In a celestial breakthrough, a team of scientists in the UK and South Africa has stumbled on a first-of-its-kind ‘White Dwarf Pulsar,’ holding the mass close to Earth. The White Dwarf Pulsar, located nearly 380 light years away from earth is mimicking the secretions of a neutron star. Named as AR Scorpii (AR Sco), the collapsed star is a huge dynamo – a magnet that is rotating in every two minutes.
The white dwarf pulsar has kept on eluding astronomers for more than half a century.
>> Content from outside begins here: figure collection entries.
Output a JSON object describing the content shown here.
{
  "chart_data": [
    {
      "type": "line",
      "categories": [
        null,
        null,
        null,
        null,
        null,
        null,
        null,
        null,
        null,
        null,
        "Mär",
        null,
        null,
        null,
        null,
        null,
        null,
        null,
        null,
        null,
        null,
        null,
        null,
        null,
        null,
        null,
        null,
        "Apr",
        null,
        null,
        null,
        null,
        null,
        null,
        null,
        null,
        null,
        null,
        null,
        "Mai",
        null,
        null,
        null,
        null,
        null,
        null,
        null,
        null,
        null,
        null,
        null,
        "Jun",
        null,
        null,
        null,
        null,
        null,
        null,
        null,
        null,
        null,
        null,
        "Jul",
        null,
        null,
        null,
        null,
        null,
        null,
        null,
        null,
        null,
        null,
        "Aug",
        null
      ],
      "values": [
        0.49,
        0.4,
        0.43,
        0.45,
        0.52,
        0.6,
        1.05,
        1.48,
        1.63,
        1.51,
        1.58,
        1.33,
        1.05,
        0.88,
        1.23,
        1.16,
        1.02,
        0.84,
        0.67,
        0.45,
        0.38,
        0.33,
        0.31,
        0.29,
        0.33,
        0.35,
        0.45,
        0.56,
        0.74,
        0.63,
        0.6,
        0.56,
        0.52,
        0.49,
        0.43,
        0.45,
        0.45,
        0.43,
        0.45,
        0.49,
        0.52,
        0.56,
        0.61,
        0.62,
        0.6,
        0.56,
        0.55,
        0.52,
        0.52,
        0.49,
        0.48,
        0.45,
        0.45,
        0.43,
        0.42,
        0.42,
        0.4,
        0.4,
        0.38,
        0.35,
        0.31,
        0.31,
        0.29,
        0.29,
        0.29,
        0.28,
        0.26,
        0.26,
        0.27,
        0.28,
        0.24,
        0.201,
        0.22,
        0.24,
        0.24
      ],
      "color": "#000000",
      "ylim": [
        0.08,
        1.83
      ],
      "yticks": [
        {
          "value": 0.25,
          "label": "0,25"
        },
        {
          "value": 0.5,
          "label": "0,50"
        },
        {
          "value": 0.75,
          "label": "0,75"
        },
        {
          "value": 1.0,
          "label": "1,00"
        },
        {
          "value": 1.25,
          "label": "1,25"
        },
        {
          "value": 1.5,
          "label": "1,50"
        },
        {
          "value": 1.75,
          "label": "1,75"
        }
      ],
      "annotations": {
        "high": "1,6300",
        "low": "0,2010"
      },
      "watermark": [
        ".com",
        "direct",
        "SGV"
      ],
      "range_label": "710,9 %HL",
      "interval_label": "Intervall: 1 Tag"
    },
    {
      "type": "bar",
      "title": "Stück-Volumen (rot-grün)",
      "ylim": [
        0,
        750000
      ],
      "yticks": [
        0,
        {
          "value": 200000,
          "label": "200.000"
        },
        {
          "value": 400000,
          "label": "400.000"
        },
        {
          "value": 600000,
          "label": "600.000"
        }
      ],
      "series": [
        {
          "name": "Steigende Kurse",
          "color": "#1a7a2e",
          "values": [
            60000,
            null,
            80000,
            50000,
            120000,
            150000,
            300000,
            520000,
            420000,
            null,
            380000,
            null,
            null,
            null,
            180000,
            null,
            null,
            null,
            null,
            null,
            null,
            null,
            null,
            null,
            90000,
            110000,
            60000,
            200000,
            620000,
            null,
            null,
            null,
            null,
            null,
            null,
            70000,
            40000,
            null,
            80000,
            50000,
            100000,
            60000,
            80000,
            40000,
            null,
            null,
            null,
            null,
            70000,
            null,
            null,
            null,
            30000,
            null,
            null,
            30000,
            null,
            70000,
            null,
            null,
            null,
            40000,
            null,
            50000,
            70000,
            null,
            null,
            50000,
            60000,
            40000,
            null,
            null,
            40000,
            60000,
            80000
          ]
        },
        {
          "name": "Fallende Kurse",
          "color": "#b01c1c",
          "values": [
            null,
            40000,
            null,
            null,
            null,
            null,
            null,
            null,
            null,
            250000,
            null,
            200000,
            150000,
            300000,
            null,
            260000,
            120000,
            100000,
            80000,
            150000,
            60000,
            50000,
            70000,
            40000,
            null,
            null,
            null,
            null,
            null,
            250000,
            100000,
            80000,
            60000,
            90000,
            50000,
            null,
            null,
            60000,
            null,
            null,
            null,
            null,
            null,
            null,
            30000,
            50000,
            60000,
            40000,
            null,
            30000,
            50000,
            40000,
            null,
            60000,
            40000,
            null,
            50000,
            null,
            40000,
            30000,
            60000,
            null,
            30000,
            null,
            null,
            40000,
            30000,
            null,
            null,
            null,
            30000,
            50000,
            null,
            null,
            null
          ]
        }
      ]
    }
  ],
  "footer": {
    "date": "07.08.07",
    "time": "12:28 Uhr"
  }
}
A team of researchers, including those from the University of Warwick in the United Kingdom, have identified the star AR Scorpii (AR Sco) which is the first white dwarf console of a pulsar – celestial bodies found in the late of 1960 and connected with distinct objects known as neutron stars. According to the researchers, they have been searching for such an object since more than 50 years, and the recently discovered one is the first white dwarf pulsar ever detected.
The star – AR Sco is residing in the constellation Scorpius, nearly 380 light-years far from the rim of Earth. In astronomical terms, it is one of the closest neighbors of the earth. The size of the star is close to the mass of earth. As per the official report, the size of the white dwarf in AR Sco is equal to earth, but it is 200,000 times more massive than of earth and one-third of Sun’s mass. It has a 3.6 hour orbiter period with a cool star.
The star also has a super-powerful electromagnetic field which is 100 million times more powerful than the electromagnet field of Earth. It is spinning in every two minutes. AR Sco also emits lighthouse-like focused beams of waves and particles, which knot across the front of the cool star, which is a red dwarf.
In 1967, Pulsars were discovered by Jocelyn Bell and Antony Hewish, and since then, pulsars, being unique and exotic objects have been intriguing astronomers. To summon up, the pulsar is a sort of neutron star which frequently spins and gives out intense and focused radiation waves from its poles. But in the discovery, astronomers have found a first-of-its-kind pulsar which is not a neutron star by any means. Rather, it is a white dwarf which is spinning in every two minutes.